Practical defaults and wrappers are available to simplify this even further. In particular, the default distance measure is euclidean, the default clustering algorithm is single-linkage w/ a sensible cutting heuristic, etc. Thus, the above can also be constructed with:

```
m <- MapperRef$new(noisy_circle)$
use_filter(filter = f_x)$
use_cover(number_intervals = 5L, percent_overlap = 20)$
construct_k_skeleton(k = 1L)
```

If the Mapper is constantly being reparameterized, this interface is preferred over the more concise `mapper`

call because of the efficiency that comes with mutability. To illustrate this, consider the case where you want to use a different distance measure for the clustering algorithm. To change the metric with the ‘static’ approach, one might do something like the following:

```
all_params <- list(
X = noisy_circle,
filter = f_x,
cover = list(cover="fixed interval", number_intervals=10L, percent_overlap=50),
clustering_algorithm = list(cl="single", cutoff_method="histogram", num_bins=10L)
)
m_static1 <- do.call(mapper, append(all_params, list( distance_measure = "euclidean")))
m_static2 <- do.call(mapper, append(all_params, list( distance_measure = "mahalanobis")))
```

Both function calls require the entire mapper to be reconstructed, including the cover, the allocation for the simplex tree, all initializers, etc. With reference semantics, you can keep all the same settings and just change what is needed. For example, the following switches the distance measure and exports `mapper`

objects without reconstructing the cover:

```
m_dynamic <- lapply(c("euclidean", "mahalanobis"), function(measure){
m$use_distance_measure(measure)$
construct_k_skeleton(k=1L)$
exportMapper()
})
```

Note that, due to the a natural dependency chain that comes with Mapper, the pullback and nerve operations both needed to be recomputed (via `construct_k_skeleton`

), since the latter depends on the former, and the former depends on the distance measure. Determining what requires recomputing depends on how far up the dependency chain you go. For example, consider recomputing the 1-simplices with different intersection size thresholds.

```
invisible(lapply(1:10, function(e_weight){
m$construct_nerve(k = 1L, min_weight = e_weight)
# ... $exportMapper()
}))
```

In this case, compared to the static method, we save on needing to recompute the cover, the clustering, and the construction of the pullback.

The `pixiplex`

package provides a htmlwidget implementation of a subset of the pixi.js geared for visualizing and interacting with simplicial complexes, which can be used to visualize the *mapper* construction. An export option is available via the `$as_pixiplex`

function, which provides a few default coloring and sizing options.

```
library("pixiplex")
plot(m$as_pixiplex())
```

For more information, see the package repository.

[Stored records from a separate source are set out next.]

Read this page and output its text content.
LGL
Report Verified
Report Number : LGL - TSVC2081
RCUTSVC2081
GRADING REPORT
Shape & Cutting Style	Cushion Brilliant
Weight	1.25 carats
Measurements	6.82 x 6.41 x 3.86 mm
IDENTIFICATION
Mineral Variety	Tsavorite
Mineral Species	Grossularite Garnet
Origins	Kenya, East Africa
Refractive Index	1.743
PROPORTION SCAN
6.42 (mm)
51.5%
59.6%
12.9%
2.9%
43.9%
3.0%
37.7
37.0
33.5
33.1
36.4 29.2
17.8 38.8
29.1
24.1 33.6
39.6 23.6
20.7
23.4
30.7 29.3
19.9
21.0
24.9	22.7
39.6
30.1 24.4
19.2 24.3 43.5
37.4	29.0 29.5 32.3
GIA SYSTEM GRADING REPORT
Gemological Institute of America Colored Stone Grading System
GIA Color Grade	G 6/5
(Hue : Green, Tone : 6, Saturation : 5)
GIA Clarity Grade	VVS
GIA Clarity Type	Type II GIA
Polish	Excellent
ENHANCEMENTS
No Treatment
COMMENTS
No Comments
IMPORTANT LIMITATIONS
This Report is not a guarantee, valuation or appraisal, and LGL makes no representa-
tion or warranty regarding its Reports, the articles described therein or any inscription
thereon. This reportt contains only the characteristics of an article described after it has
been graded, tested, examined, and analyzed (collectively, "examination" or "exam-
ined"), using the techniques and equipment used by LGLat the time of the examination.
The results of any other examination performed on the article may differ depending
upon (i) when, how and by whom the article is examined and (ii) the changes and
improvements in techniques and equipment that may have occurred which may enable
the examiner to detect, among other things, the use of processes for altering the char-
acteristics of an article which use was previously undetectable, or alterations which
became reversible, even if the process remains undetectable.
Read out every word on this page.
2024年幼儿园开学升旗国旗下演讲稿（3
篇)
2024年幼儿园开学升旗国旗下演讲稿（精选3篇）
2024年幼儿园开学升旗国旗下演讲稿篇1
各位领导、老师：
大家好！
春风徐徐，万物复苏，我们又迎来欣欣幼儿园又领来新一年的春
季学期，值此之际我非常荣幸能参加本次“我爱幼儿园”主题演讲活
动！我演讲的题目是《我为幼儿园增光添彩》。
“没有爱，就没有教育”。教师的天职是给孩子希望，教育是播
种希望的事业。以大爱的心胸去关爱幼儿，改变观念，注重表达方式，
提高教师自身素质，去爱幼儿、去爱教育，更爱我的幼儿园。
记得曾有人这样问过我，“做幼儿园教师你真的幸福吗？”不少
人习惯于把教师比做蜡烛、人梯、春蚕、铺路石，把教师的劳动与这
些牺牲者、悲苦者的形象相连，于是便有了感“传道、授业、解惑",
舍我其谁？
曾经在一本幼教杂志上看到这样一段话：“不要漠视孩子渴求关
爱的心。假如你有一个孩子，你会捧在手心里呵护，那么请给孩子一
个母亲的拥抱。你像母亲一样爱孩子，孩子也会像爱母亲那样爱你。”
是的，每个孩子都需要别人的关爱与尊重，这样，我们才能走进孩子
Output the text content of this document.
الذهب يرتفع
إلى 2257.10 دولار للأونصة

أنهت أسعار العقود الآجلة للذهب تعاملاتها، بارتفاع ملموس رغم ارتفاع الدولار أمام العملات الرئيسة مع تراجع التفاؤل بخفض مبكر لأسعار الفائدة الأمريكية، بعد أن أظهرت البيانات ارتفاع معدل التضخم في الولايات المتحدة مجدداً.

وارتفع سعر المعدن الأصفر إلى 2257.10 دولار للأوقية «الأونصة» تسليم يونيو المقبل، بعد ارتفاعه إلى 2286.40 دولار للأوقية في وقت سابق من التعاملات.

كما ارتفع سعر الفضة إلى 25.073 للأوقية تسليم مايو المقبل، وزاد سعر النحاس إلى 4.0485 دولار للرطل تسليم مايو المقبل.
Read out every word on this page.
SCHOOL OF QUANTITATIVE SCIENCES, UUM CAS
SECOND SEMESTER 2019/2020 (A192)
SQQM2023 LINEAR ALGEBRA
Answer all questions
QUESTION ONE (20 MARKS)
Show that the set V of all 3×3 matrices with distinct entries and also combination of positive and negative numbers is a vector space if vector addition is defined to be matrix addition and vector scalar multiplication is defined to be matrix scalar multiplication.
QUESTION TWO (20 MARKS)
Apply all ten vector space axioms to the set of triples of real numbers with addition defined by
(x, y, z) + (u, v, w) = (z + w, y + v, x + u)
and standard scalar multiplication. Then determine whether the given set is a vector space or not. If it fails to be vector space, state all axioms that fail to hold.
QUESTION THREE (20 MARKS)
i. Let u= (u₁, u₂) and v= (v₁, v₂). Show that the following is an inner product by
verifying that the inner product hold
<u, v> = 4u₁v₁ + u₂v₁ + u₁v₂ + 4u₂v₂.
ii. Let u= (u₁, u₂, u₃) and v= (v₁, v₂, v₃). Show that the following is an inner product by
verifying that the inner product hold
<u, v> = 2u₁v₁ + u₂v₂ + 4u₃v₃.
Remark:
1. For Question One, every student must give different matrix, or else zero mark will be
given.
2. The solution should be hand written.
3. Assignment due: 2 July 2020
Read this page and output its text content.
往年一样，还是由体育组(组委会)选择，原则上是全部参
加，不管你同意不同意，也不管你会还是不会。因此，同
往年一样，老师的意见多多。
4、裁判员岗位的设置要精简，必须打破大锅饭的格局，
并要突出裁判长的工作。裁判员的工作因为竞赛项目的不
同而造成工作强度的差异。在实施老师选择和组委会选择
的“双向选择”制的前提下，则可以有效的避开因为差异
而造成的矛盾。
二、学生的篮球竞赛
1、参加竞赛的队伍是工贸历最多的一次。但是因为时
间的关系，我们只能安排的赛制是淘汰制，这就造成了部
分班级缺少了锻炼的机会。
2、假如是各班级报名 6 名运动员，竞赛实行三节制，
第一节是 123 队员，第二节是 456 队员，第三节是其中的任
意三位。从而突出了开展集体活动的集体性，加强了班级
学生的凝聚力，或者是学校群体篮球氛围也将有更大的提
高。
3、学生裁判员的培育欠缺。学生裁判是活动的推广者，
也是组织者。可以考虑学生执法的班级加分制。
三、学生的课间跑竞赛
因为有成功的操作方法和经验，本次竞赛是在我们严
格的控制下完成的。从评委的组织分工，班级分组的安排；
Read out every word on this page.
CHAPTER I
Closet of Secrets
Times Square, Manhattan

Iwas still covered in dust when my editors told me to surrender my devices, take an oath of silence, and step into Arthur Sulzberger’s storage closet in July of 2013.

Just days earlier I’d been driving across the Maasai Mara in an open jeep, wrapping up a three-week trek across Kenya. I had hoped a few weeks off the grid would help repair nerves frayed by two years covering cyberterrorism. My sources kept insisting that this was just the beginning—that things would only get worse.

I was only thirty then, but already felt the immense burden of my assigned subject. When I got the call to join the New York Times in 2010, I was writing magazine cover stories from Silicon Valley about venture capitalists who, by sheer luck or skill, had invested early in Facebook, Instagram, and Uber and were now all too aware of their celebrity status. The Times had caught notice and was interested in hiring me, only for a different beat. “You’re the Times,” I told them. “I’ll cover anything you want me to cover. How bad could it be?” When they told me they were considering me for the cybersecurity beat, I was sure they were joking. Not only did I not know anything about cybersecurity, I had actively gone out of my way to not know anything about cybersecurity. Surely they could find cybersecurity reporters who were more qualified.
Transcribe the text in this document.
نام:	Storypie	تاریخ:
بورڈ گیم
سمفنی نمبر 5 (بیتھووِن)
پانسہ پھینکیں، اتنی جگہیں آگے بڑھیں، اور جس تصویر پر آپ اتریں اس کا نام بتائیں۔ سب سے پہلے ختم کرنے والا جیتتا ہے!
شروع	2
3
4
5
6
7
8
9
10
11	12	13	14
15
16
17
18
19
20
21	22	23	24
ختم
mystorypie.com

For a static rendering of the *mapper*, one can use either the `as_igraph`

method or, for higher-order complexes, the default S3 plot method available in the simplextree package (e.g. `plot(m$simplicial_complex)`

). Other options for visualization are an ongoing effort. If you have a particular visualization package you prefer, feel free to submit a issue or PR on the github repository.